Inhibition of the interaction between SARS-CoV-2 virus and ACE2

The entry inhibitors of the ACE2 receptor has been considered for management of this outbreak, recently. Some compounds which directly bind to ACE2 receptor with high affinity can be suggested for competition with virus including morphine and codeine [27]. Morphine has been traditionally used for severe pain control and in anesthesia. Morphine as an analgesic drug and a natural opioid mediate their effects via three receptors termed μ, δ, and κ opioid receptors [28,29]. This opiate alkaloid (C17H19NO3) isolated firstly from the plant papaver somniferum (the opium poppy) and can produce synthetically nowadays. Based on AutoDock Vina data (molecular screening modeling for protein-ligand docking), it was assumed that morphine (−6.6 kcal/mol) and especially codeine or methyl-morphine (C18H21NO3; −7 kcal/mol) be more effective compounds with high affinity for directly binding to ACE2 receptor (docking score < -10 kcal/mol) [27].

Based on primary care and community respiratory resource pack for using during COVID-19 provided under the strategic health authority of the National Health Service (NHS) in England, morphine sulfate administration can control breathlessness in sever patients of COVID-19 in their last days and hours of life [30]. Furthermore, Swedish researchers claimed that morphine could be a prime alternative treatment for managing the shortness of breath, coughing and pain in COVID-19 infected patients [31].

Beyond all these, overwhelming evidence indicates elevated level of some inflammatory cytokines (e.g., interferon-gamma (IFN-γ), IL-6, etc.) in COVID-19 infected patients [32]. This overproduction of pro-inflammatory cytokines or cytokine storm syndrome (CSS) may cause more damage to the host cells than the SARS-CoV-2 as a foreign invader [33]. Experimental investigations showed that morphine treatment significantly suppressed some inflammatory cytokines including IL-6, IFNs and tumor necrosis factor alpha (TNF-α) as well alleviated hyper-inflammatory status [34,35]. Since elevated levels of inflammatory cytokines and chemokines increased viral replication in bronchoalveolar; modulation of systemic immune responses by morphine may have a potential role in the treatment of patients with COVID-19 [36]. Also, it has been suggested that opioids such as morphine can regulate immune function through the central nervous system.
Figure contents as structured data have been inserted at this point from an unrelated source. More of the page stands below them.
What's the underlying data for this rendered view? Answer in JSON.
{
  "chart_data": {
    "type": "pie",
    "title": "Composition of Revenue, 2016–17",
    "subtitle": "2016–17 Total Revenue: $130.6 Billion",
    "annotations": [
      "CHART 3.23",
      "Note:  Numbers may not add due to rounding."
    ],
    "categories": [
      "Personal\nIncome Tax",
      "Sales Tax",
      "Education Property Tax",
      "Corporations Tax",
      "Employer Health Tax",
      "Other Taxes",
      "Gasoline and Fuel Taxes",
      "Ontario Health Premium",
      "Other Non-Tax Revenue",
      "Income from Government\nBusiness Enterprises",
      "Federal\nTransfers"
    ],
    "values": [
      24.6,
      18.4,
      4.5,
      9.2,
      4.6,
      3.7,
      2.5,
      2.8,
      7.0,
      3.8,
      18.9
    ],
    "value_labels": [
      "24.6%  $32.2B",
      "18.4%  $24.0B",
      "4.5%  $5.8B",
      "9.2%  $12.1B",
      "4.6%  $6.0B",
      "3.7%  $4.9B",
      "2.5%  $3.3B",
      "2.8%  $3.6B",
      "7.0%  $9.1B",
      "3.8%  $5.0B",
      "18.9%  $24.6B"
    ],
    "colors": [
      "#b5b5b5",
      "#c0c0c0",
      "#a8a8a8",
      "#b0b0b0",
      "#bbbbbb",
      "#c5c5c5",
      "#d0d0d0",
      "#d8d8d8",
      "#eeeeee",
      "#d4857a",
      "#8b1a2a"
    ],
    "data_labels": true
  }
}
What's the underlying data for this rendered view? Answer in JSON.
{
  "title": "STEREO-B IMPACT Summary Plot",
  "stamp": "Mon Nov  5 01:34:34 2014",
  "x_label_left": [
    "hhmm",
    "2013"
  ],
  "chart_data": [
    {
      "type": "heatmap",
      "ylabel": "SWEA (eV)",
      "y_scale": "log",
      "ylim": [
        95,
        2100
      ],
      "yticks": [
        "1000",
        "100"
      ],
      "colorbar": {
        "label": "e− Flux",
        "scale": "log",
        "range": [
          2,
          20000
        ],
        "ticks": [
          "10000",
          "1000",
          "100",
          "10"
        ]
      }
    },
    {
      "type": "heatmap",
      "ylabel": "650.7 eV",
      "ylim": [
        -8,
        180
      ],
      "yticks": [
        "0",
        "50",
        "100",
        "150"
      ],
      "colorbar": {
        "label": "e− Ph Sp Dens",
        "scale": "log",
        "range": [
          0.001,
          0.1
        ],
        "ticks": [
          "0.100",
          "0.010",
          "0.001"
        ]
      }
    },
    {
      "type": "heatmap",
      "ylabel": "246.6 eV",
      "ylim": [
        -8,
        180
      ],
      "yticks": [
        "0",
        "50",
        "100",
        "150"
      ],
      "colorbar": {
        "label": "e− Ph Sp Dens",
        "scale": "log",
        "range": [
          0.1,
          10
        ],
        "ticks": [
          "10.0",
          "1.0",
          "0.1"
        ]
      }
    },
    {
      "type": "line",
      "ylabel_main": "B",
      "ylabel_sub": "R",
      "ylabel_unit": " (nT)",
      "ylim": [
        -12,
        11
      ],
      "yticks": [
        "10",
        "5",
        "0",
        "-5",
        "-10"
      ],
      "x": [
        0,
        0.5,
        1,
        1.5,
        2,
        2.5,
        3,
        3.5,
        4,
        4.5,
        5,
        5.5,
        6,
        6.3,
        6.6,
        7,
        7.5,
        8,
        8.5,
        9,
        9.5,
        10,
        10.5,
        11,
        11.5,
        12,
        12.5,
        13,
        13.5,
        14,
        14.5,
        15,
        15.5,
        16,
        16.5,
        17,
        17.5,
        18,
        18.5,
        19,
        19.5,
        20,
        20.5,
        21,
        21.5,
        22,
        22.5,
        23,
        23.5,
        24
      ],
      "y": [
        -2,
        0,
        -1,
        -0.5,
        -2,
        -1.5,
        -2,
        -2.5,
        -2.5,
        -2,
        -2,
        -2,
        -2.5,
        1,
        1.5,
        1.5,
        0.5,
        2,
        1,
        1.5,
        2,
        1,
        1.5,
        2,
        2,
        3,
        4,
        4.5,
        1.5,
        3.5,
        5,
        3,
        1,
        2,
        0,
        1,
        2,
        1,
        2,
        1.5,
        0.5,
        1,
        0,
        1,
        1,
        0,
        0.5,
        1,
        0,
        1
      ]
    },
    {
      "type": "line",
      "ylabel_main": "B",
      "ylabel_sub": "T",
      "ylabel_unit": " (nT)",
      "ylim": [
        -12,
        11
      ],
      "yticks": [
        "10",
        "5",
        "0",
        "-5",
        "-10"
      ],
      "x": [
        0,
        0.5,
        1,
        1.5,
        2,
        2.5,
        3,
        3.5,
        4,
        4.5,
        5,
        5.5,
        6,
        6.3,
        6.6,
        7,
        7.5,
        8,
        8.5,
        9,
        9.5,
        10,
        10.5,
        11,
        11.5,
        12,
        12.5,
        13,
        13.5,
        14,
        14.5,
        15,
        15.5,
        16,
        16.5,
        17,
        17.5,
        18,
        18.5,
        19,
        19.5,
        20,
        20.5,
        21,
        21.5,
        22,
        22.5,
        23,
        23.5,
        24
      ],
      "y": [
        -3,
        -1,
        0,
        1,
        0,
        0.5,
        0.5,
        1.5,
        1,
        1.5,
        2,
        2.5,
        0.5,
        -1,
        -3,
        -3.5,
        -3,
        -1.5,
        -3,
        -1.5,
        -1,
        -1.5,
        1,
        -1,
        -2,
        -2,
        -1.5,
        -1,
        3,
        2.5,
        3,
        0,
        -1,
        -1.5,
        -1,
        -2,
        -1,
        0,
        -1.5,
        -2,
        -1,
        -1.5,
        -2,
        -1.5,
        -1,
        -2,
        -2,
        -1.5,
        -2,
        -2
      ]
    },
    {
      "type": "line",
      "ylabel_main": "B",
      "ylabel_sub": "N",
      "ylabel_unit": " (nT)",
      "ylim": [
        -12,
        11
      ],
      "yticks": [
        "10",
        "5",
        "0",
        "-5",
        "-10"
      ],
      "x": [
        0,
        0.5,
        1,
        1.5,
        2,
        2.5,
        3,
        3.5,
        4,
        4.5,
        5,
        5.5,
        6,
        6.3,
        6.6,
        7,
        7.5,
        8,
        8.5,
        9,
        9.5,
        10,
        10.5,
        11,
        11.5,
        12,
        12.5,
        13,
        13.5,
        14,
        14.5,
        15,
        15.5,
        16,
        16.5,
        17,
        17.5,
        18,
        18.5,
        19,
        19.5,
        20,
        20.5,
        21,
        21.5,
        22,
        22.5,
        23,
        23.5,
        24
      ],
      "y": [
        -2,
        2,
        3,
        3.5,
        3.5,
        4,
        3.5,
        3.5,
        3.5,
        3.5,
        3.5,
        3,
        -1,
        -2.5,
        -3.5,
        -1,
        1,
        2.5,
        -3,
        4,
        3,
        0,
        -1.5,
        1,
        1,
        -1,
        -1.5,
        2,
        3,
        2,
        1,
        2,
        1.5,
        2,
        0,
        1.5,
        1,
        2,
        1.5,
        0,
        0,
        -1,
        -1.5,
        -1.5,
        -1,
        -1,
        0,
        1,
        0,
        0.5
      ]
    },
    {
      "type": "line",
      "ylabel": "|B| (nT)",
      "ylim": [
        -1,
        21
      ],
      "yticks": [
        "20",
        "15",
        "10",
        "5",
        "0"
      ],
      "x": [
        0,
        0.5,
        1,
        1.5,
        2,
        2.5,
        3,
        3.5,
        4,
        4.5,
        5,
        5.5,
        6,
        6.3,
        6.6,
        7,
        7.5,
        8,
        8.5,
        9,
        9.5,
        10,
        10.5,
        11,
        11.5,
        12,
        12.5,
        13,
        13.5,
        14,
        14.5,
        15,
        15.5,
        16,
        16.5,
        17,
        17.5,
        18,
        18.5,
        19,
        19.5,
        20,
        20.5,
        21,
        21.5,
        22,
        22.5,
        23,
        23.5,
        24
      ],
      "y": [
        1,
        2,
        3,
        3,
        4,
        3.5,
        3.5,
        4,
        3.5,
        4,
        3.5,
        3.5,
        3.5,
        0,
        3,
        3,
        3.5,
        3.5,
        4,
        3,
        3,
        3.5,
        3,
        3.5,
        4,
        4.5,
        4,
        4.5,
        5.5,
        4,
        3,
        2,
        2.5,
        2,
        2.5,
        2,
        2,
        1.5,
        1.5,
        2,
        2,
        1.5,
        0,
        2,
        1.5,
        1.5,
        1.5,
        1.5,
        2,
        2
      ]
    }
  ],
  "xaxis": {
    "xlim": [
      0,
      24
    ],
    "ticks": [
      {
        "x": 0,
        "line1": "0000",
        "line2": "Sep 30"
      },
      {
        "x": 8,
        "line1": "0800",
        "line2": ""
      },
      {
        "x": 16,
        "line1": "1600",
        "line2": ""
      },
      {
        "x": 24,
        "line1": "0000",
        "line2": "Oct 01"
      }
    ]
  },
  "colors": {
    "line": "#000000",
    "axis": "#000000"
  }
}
This opinion perhaps provides new insight into the clinical treatment of severe patients infected by SARS-CoV-2 by inhibitory compounds of ACE2 receptor such as morphine and codeine. Generally, it should be noted that, using morphine and codeine in treating COVID-19 is only hypothetical and is based on the unpublished docking screening study [27,30]. Furthermore, morphine may cause sedation and respiratory depression [36].

Conclusion

Based on the available evidence, further clinical studies are needed to test the exogenous administration of rhACE2 in Covid-19. Furthermore, some compounds with competitive effects of the SARS-CoV-2 virus for binding to ACE2 receptors could be new fields of research to tackle with SARS-CoV-2.

Funding

This research did not receive any specific grant from funding agencies in the public, commercial, or not-for-profit sectors.

Authors’ contributions

Neda Roshanravan searched the literature, drafted the manuscript, and supervised the study. Samad Ghaffari and Mehdi Hedayati provided the overall principle and direction of the study. They critically revised the manuscript for relevant intellectual contents. All authors read and approved the final manuscript.

Declaration of competing interest

No potential conflict of interest disclosed.